ROLGNEOct 19, 2018

Autonomous Functional Locomotion in a Tendon-Driven Limb via Limited Experience

arXiv:1810.08615v1
Originality Incremental advance
AI Analysis

This work addresses the challenge of autonomous learning for robots with intricate anatomies, which is crucial for their widespread utility, though it appears incremental as it builds on biologically-inspired methods.

The authors tackled the problem of enabling robots with complex tendon-driven limbs to learn locomotion autonomously with limited experience, demonstrating that a model-free approach called G2P allows few-shot learning to produce effective locomotion in a 3-tendon/2-joint leg in simulation and hardware.

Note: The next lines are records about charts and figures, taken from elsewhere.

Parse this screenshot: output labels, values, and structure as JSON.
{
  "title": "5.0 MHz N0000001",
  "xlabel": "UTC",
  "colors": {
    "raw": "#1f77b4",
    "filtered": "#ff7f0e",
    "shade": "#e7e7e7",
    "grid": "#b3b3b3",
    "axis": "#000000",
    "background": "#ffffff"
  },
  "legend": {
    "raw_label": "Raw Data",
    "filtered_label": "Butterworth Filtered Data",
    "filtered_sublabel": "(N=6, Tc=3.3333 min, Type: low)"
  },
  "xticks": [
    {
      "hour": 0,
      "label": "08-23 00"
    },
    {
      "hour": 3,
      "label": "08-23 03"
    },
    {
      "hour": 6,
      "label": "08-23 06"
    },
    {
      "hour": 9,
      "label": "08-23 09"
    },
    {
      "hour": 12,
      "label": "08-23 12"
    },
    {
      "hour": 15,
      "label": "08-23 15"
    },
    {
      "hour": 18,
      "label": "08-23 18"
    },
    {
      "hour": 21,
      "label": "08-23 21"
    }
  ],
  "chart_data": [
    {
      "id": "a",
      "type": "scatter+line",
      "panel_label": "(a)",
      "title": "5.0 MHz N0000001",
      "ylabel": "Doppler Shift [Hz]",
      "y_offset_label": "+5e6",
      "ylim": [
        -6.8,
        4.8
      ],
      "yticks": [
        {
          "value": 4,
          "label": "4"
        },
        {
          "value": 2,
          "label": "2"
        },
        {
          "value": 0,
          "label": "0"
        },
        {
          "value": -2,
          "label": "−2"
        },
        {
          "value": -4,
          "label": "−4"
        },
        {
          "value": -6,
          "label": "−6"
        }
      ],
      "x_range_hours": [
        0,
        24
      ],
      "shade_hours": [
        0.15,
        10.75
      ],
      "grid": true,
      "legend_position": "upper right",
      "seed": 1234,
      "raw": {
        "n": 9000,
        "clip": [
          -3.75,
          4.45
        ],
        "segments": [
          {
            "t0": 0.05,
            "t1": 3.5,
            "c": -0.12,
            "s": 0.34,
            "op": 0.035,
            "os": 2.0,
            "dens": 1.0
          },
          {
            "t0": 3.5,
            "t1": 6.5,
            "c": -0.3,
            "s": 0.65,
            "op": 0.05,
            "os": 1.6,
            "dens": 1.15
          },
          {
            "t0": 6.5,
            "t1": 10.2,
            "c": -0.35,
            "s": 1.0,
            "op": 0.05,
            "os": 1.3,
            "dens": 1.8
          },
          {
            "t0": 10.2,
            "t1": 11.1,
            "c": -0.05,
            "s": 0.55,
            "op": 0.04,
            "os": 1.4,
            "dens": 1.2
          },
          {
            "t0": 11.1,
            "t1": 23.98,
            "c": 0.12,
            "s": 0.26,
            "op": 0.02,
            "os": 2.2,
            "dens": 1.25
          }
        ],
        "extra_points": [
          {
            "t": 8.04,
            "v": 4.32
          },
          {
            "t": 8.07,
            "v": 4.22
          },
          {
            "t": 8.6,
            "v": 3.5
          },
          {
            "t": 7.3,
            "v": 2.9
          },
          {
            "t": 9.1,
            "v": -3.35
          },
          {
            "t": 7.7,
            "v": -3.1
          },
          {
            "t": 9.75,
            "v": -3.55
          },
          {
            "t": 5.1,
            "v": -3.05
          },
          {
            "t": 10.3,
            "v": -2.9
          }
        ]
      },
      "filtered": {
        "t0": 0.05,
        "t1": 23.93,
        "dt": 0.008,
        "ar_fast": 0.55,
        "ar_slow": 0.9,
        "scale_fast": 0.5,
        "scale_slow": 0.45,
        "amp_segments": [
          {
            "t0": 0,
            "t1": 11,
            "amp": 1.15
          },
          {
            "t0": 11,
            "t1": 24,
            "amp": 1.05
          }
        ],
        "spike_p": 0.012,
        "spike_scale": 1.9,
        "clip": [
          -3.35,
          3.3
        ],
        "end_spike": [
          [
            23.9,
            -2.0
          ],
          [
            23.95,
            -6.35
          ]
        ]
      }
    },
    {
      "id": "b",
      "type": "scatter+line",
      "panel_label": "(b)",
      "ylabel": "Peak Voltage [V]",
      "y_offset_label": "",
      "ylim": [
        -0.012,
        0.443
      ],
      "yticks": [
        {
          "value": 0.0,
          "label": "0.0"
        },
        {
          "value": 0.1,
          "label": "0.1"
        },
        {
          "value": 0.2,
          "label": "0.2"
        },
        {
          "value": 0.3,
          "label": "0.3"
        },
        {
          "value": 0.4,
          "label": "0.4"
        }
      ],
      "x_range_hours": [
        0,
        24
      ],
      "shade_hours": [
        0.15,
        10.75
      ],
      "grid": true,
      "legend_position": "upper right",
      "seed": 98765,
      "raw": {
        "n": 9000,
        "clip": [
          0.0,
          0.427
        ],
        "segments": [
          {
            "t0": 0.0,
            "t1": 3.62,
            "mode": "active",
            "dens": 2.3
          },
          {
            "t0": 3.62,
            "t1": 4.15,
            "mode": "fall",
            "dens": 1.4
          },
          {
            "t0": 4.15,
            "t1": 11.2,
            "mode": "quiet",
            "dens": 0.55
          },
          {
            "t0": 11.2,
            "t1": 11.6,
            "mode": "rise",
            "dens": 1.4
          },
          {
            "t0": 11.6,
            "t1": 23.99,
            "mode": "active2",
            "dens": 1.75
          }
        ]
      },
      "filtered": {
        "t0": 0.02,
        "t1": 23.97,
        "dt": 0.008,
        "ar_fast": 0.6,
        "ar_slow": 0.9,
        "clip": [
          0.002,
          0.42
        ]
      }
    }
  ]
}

Robots will become ubiquitously useful only when they can use few attempts to teach themselves to perform different tasks, even with complex bodies and in dynamical environments. Vertebrates, in fact, successfully use trial-and-error to learn multiple tasks in spite of their intricate tendon-driven anatomies. Roboticists find such tendon-driven systems particularly hard to control because they are simultaneously nonlinear, under-determined (many tendon tensions combine to produce few net joint torques), and over-determined (few joint rotations define how many tendons need to be reeled-in/payed-out). We demonstrate---for the first time in simulation and in hardware---how a model-free approach allows few-shot autonomous learning to produce effective locomotion in a 3-tendon/2-joint tendon-driven leg. Initially, an artificial neural network fed by sparsely sampled data collected using motor babbling creates an inverse map from limb kinematics to motor activations, which is analogous to juvenile vertebrates playing during development. Thereafter, iterative reward-driven exploration of candidate motor activations simultaneously refines the inverse map and finds a functional locomotor limit-cycle autonomously. This biologically-inspired algorithm, which we call G2P (General to Particular), enables versatile adaptation of robots to changes in the target task, mechanics of their bodies, and environment. Moreover, this work empowers future studies of few-shot autonomous learning in biological systems, which is the foundation of their enviable functional versatility.